I’m 33, I Make $48.4k & Childcare Costs More Than My Mortgage

I’m 33, I Make $48.4k & Childcare Costs More Than My Mortgage

Occupation: Project director
Industry: Non-profit
Age: 33
Location: Indiana
My Salary: $48,500 (I’m hourly, and I took home $37,000 last year, but my projection for this year is closer to $48,500. My husband’s salary is ~$63,000. We own our home together and have a joint checking account that we use for a few expenses, but I submitted a single-income diary because we keep most of our expenses separate.)
Net Worth: $58,200 ($300 in regular savings; $900 in an HYSA; ~$34,000 in retirement; ~$90,000 for half of my home value; minus debt)
Debt: $67,000 ($5,000 in credit card debt; $17,000 for an auto loan; $45,000 in medical debt)
Paycheck Amount (biweekly): $1,600 (This for full-time hours. The amount can vary depending on my hours.)
Pronouns: She/her

Monthly Expenses
Mortgage: $863 (for the whole mortgage)
Car Loan: $499
Childcare: $1,200 (for my two kids, S. and R.)
Phone: $25 (I pay this to my parents — yay family plan!)
Energy & Gas: $30–120
Electricity: $84–190
Trash: $23 (my half, paid out of our joint account)
Water: $27.50 (my half, paid out of our joint account)
Health, Dental & Eye Insurance: $0 ($794 comes out of my husband’s paycheck)
Car Insurance: $73 (my half, paid out of our joint account)
Netflix: $10
Disney+: $10
Chewy: $50 (every six weeks)

Was there an expectation for you to attend higher education? Did you participate in any form of higher education? If yes, how did you pay for it?
Yes. Both of my parents were the first in their families to earn degrees, and they also earned master’s degrees in their respective fields. My mother worked at a college before she had kids and then again once my youngest brother was in elementary school. After my freshman year, I transferred to the university my mom works at, and my tuition was paid due to her employment. However, I still took out loans for housing for three years, then lived at home for my senior year to save money.

Growing up, what kind of conversations did you have about money?

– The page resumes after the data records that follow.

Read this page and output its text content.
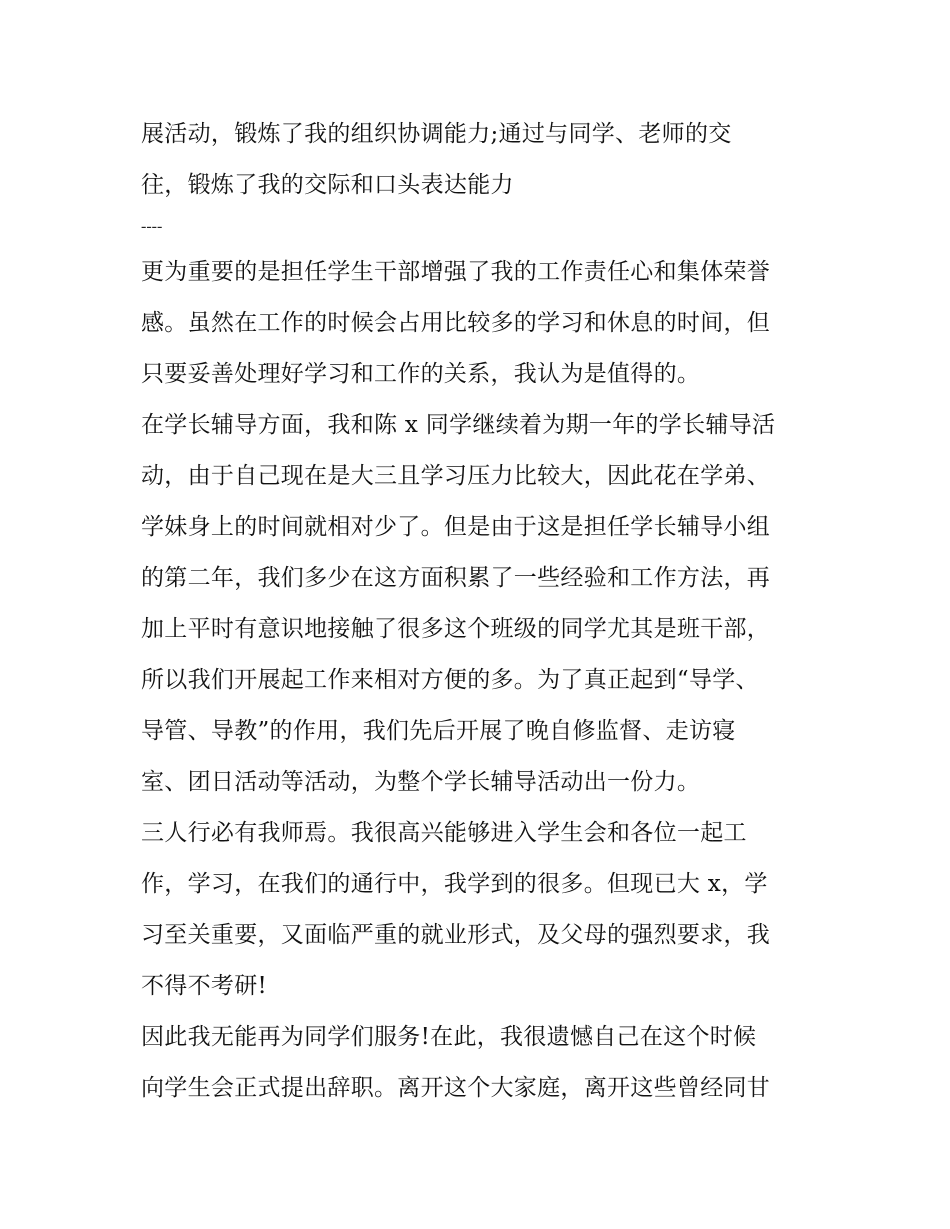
展活动，锻炼了我的组织协调能力;通过与同学、老师的交
往，锻炼了我的交际和口头表达能力
----
更为重要的是担任学生干部增强了我的工作责任心和集体荣誉
感。虽然在工作的时候会占用比较多的学习和休息的时间，但
只要妥善处理好学习和工作的关系，我认为是值得的。
在学长辅导方面，我和陈 x 同学继续着为期一年的学长辅导活
动，由于自己现在是大三且学习压力比较大，因此花在学弟、
学妹身上的时间就相对少了。但是由于这是担任学长辅导小组
的第二年，我们多少在这方面积累了一些经验和工作方法，再
加上平时有意识地接触了很多这个班级的同学尤其是班干部，
所以我们开展起工作来相对方便的多。为了真正起到“导学、
导管、导教”的作用，我们先后开展了晚自修监督、走访寝
室、团日活动等活动，为整个学长辅导活动出一份力。
三人行必有我师焉。我很高兴能够进入学生会和各位一起工
作，学习，在我们的通行中，我学到的很多。但现已大 x，学
习至关重要，又面临严重的就业形式，及父母的强烈要求，我
不得不考研!
因此我无能再为同学们服务!在此，我很遗憾自己在这个时候
向学生会正式提出辞职。离开这个大家庭，离开这些曾经同甘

Did your parent/guardian(s) educate you about finances?
I cannot recall any specific conversations, but I remember being taken to the bank at a young age to set up a savings account. We got toy dinosaurs for making deposits — as a kid, who could ask for a better incentive? I also remember participating in a club that ran a mock stock market while I was homeschooled in elementary school, although I remember almost nothing from it. I learned more through watching my parents manage their money from afar.

What was your first job and why did you get it?
I started babysitting at the age of 12 and became a certified babysitter by the time I was 14. My first tax-paying job was at a local T-shirt shop in town when I was a senior in high school. I got that job because I had dropped out of all my extra-curricular activities during senior year, and my parents said I had to do something. I loved the job and ended up working there for several summers.

Did you worry about money growing up?
We were comfortably middle class, and if there were family money struggles, I did not know about them. Now, I have a general idea of what my dad made when I was younger. I know as he climbed through a few companies, he was able to leverage his skills for higher pay. My mother stayed home with us kids after my first brother was born and she homeschooled us (I went to school in sixth grade). We were blessed enough to have more than we needed on my dad’s salary alone during those times.

Do you worry about money now?
Constantly. I have anxiety and a lot of it manifests around money. I have always been thrifty and am a big planner — I keep a spreadsheet for each and every paycheck to track expected expenditures. I also like to control most of those expenditures and have only recently put our utilities on autopay. And, with a new kiddo, my anxiety about our financial situation has stayed high. I’ve talked to my therapist about my need for control and have taken steps to share more info with my husband about our family bills, so he’s not caught in the dark if something happened to me.  

At what age did you become financially responsible for yourself and do you have a financial safety net?
I moved out on my own and handled all of my own bills by age 23, but was on my parents’ insurance until I was 26. Our financial safety net is our parents, especially right now since maternity leave pretty much drained our savings. Thankfully, the three sets of parents we have are more than willing to step in and help us.

Do you or have you ever received passive or inherited income? If yes, please explain.
Yes. My parents paid for our wedding, and they typically give us around $1,500 for Christmas each year. We get varying amounts of cash from my husband’s parents for holidays and birthdays. We ran into a huge plumbing issue at the beginning of 2023 and received loans from our parents to help us pay off the work (the plumber wouldn’t do payment plans). My parents forgave their loan immediately, and my husband paid his parents back and traded some heavy yard work for his mom to pay her back. My parents also gifted me around $1,400 to help keep my head from popping off as I wait out the horribly slow process that has been my short-term disability claim. I asked for a loan, but my parents would not let me think of paying them back.